Steel and copper wires of the same length are stretched by the same weight one after the other. The Young's modulus of steel and copper are $2 \times 10^{11} \, N/m^2$ and $1.2 \times 10^{11} \, N/m^2$,respectively. What is the ratio of the increase in their lengths?

The pressure to be applied to the ends of a steel cylinder to keep its length constant upon raising its temperature by $100^{\circ} C$ is (thermal expansion coefficient,$\alpha = 11 \times 10^{-6} / K$,Young's modulus $Y = 200 \text{ GPa}$)

Two exactly similar wires of steel and copper are stretched by equal forces. If the difference in their elongations is $0.5 \ cm$,find the elongation $(l)$ of each wire. Given: ${Y_s} = 2.0 \times {10^{11}} \ N/m^2$ and ${Y_c} = 1.2 \times {10^{11}} \ N/m^2$.

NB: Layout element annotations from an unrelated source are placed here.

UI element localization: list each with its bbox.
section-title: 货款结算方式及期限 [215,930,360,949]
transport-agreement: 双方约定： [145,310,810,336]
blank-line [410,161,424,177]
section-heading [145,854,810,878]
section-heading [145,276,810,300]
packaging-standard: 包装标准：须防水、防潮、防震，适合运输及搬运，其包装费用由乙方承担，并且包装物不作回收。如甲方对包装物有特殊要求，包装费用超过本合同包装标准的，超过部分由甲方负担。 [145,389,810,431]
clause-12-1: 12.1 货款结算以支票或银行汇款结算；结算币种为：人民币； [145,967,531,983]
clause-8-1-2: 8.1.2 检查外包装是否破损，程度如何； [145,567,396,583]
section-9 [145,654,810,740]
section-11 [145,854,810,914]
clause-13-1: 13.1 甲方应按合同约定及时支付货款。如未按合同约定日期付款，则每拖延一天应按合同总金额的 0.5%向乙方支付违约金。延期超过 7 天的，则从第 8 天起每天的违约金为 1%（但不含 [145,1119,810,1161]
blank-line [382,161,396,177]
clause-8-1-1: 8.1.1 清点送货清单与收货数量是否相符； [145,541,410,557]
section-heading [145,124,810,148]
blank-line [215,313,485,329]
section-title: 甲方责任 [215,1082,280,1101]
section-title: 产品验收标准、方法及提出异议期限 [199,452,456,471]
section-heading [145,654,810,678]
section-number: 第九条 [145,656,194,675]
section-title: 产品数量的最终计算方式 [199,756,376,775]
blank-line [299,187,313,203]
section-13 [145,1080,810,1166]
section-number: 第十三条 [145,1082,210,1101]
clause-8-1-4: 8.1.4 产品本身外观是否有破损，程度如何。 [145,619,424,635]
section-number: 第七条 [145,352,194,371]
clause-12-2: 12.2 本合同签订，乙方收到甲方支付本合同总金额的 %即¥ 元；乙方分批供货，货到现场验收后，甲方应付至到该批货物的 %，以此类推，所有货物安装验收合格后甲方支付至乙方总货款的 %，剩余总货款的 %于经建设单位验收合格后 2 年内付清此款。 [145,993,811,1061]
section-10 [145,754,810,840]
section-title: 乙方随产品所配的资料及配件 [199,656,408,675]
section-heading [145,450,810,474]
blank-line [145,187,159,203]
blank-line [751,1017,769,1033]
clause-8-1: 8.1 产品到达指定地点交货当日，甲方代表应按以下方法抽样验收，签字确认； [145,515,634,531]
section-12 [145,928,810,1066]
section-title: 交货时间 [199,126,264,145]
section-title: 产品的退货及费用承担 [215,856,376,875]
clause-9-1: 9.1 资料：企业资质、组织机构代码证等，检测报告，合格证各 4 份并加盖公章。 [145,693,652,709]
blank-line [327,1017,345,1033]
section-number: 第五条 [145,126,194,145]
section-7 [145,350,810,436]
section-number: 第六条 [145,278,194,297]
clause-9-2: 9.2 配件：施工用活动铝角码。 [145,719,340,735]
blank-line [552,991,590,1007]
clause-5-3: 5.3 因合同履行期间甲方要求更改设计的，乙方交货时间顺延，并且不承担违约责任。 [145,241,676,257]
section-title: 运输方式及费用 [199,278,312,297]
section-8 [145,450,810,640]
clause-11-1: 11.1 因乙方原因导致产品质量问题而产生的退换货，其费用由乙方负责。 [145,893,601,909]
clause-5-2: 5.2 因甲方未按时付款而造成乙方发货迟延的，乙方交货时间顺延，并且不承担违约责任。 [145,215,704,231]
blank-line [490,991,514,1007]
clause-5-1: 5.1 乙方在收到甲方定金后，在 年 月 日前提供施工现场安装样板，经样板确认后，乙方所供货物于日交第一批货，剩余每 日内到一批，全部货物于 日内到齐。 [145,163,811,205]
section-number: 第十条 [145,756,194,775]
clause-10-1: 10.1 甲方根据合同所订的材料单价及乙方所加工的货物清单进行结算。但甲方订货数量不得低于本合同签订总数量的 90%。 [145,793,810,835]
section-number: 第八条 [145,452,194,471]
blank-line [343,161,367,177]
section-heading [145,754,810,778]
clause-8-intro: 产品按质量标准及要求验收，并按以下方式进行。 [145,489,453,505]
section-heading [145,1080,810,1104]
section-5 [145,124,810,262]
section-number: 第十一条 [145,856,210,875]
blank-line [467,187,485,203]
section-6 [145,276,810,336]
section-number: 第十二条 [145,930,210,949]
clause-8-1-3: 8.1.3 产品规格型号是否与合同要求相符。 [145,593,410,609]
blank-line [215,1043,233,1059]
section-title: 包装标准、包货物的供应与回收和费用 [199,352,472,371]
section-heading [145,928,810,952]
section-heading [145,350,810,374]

$A$ force of $10^3 \ N$ stretches the length of a hanging wire by $1 \ mm$. The force required to stretch a wire of the same material and length,but having four times the diameter,by $1 \ mm$ is:

In a tensile test on a metal bar of diameter $0.015 \ m$ and length $0.2 \ m$,the relation between the load and elongation within the proportional limit is found to be $F = 97.2 \times 10^6 (\Delta L)$,where $F$ is the load in $N$ and $\Delta L$ is the elongation in $m$. The Young's modulus of the material in $GPa$ is:

$A$ wire of length $2\, m$ is made from $10\, cm^3$ of copper. $A$ force $F$ is applied so that its length increases by $2\, mm$. Another wire of length $8\, m$ is made from the same volume of copper. If the same force $F$ is applied to it,its length will increase by ......... $cm$.